Patricia Johns’ sensitive storytelling brings depth and heart to this tender story of second chances, as an Amish woman embarks on marriage with the gruff farmer next door . . .
Once, Leah Riehl prayed for a husband. The man she loved chose another, wanting the children that Leah can’t provide. But she’s found a measure of peace, keeping house for her brother, Simon, and teaching in a nearby town. Now though, Simon’s debts to an Englisher gambling ring have left Leah with a desperate dilemma—and a surprising offer from her scarred, reclusive neighbor. Jebadiah King needs to marry in order to claim his family farm. A union, for appearances only, will help them both.
Jeb knows his scars make him a less than ideal husband, but he can be a useful one. It’s the least that Leah deserves. But despite the promises he made to himself, Jeb can’t help longing for his lovely, warmhearted new wife. His first marriage brought heartbreak, but Leah’s gentle smiles spark hope again. Are they willing to take the leap that love requires—and open themselves to all the challenges and joy a true marriage could bring?

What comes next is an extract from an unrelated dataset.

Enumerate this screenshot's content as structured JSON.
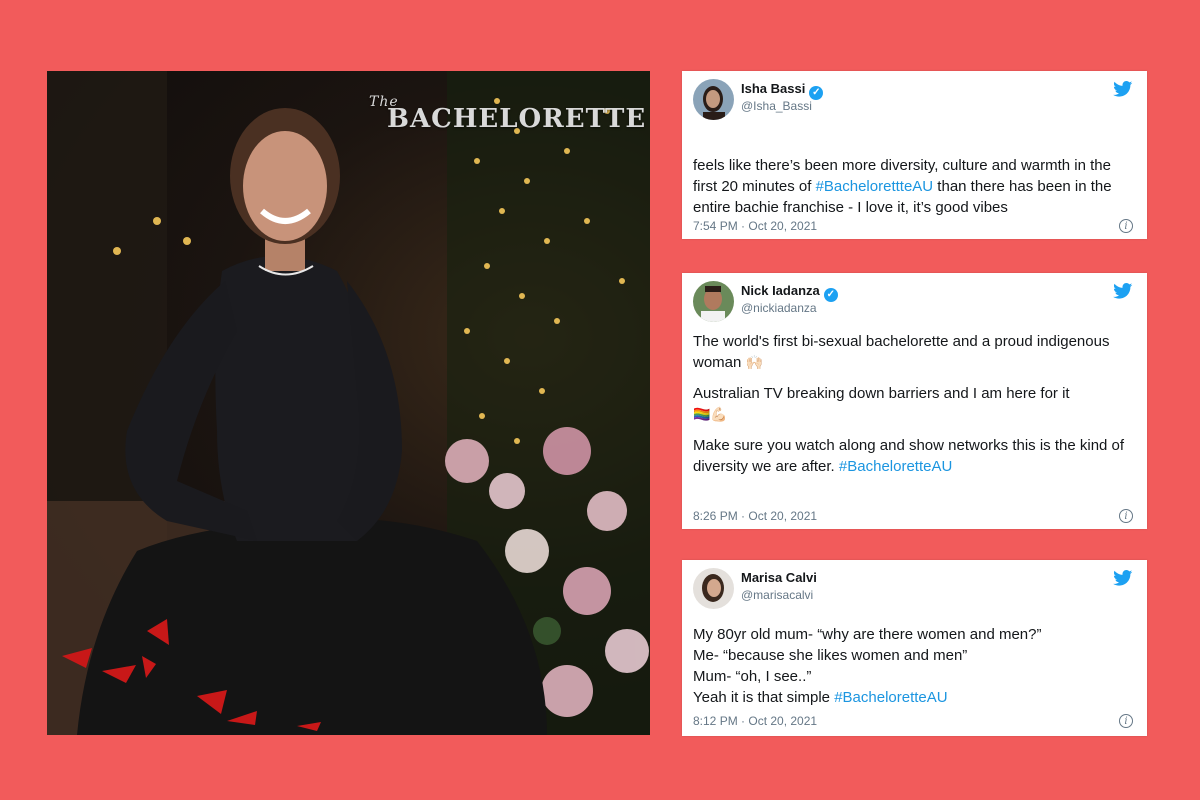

I had decided that this year I would read books that help me learn, think, and grow. I started off with books that I thought would do that.
Then life and work happened. While dealing with the stress associated with all that, I wanted a book as an escape. It had to be sweet, clean, and with a happily-ever-after ending.

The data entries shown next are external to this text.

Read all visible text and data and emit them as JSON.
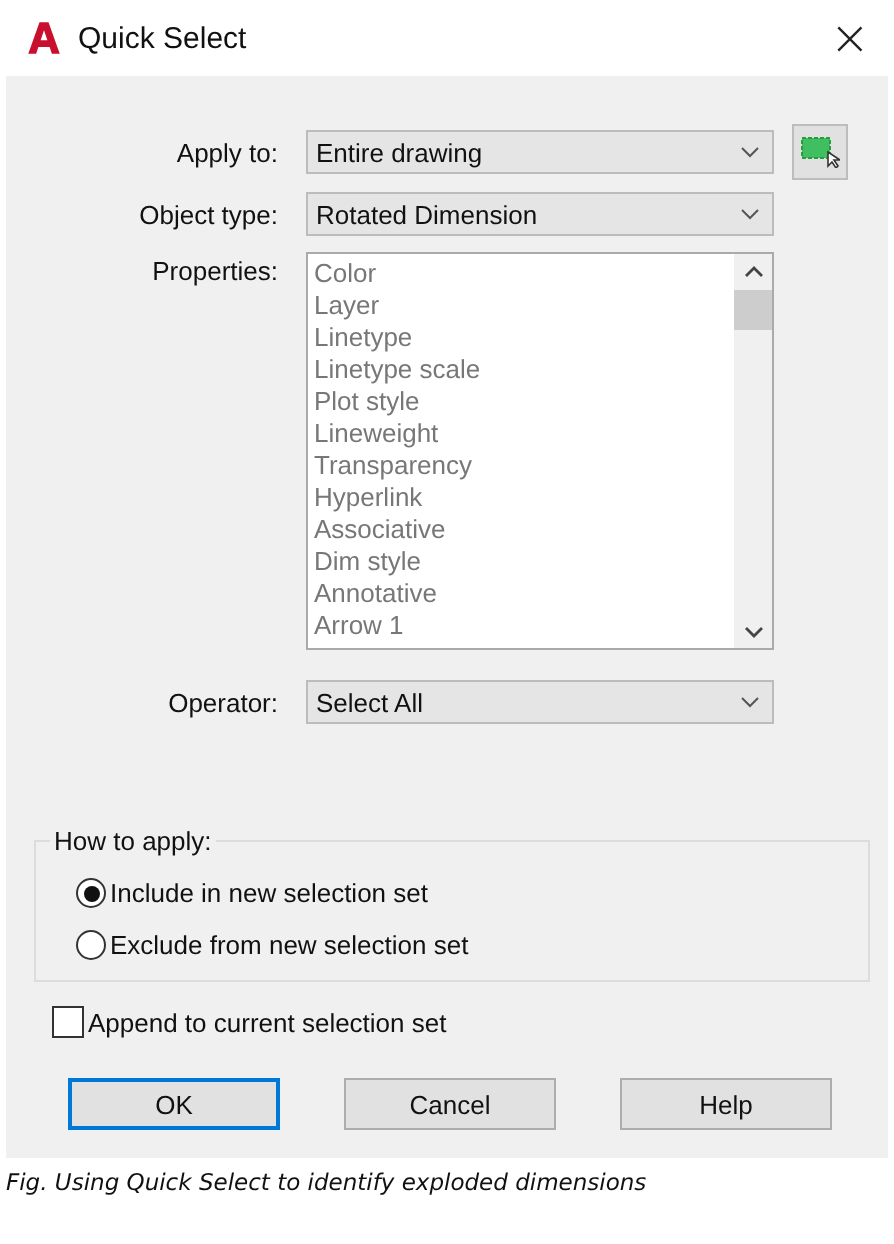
{
  "window": {
    "title": "Quick Select",
    "close": "×"
  },
  "apply_to": {
    "label": "Apply to:",
    "value": "Entire drawing"
  },
  "object_type": {
    "label": "Object type:",
    "value": "Rotated Dimension"
  },
  "properties": {
    "label": "Properties:",
    "items": [
      {
        "label": "Color"
      },
      {
        "label": "Layer"
      },
      {
        "label": "Linetype"
      },
      {
        "label": "Linetype scale"
      },
      {
        "label": "Plot style"
      },
      {
        "label": "Lineweight"
      },
      {
        "label": "Transparency"
      },
      {
        "label": "Hyperlink"
      },
      {
        "label": "Associative"
      },
      {
        "label": "Dim style"
      },
      {
        "label": "Annotative"
      },
      {
        "label": "Arrow 1"
      }
    ]
  },
  "operator": {
    "label": "Operator:",
    "value": "Select All"
  },
  "how_to_apply": {
    "title": "How to apply:",
    "options": [
      {
        "label": "Include in new selection set",
        "selected": true
      },
      {
        "label": "Exclude from new selection set",
        "selected": false
      }
    ]
  },
  "append": {
    "label": "Append to current selection set",
    "checked": false
  },
  "buttons": [
    {
      "label": "OK",
      "default": true
    },
    {
      "label": "Cancel",
      "default": false
    },
    {
      "label": "Help",
      "default": false
    }
  ],
  "caption": "Fig. Using Quick Select to identify exploded dimensions"
}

Jeb’s Wife was that book. I have no clue where I got it from, as in whether I was given a free copy in exchange for a review. It seemed perfect for my purpose – this was my escape read.
It is a clean romance that has its characters finding their place in the community, marrying for convenience, daring to love for a second time, getting another chance at love, and learning to trust people again.
Although it was supposed to help me escape, it made me think of what we hope for and expect from life and what we end up with. For example, I did not like that Leah thought of her life as having less meaning if she didn’t marry and have children.
However, I reasoned that maybe it was because she belonged to a community that values such things or because she longed to be needed and accepted. That was how I explained her attitude towards her lazy, immature brother.
I understood why Jeb was cautious in his interactions with others. He was burned physically and emotionally. He was then shunned because the community didn’t ever hear his side of things.
With such different attitudes and personalities, Jeb and Leah were certainly not an ideal match. I reckon, opposites probably attract or complement each other. As they got to know each other better, they fell in love despite the friction caused by others.
Johns writes well in that she turns an ordinary story into one of depth and meaning. I liked the fact that not only the hero and heroine but others in the community also changed as they realized that what they did was wrong.
Would I read Jeb’s wife again? No.
Would I read other books by Johns? Maybe.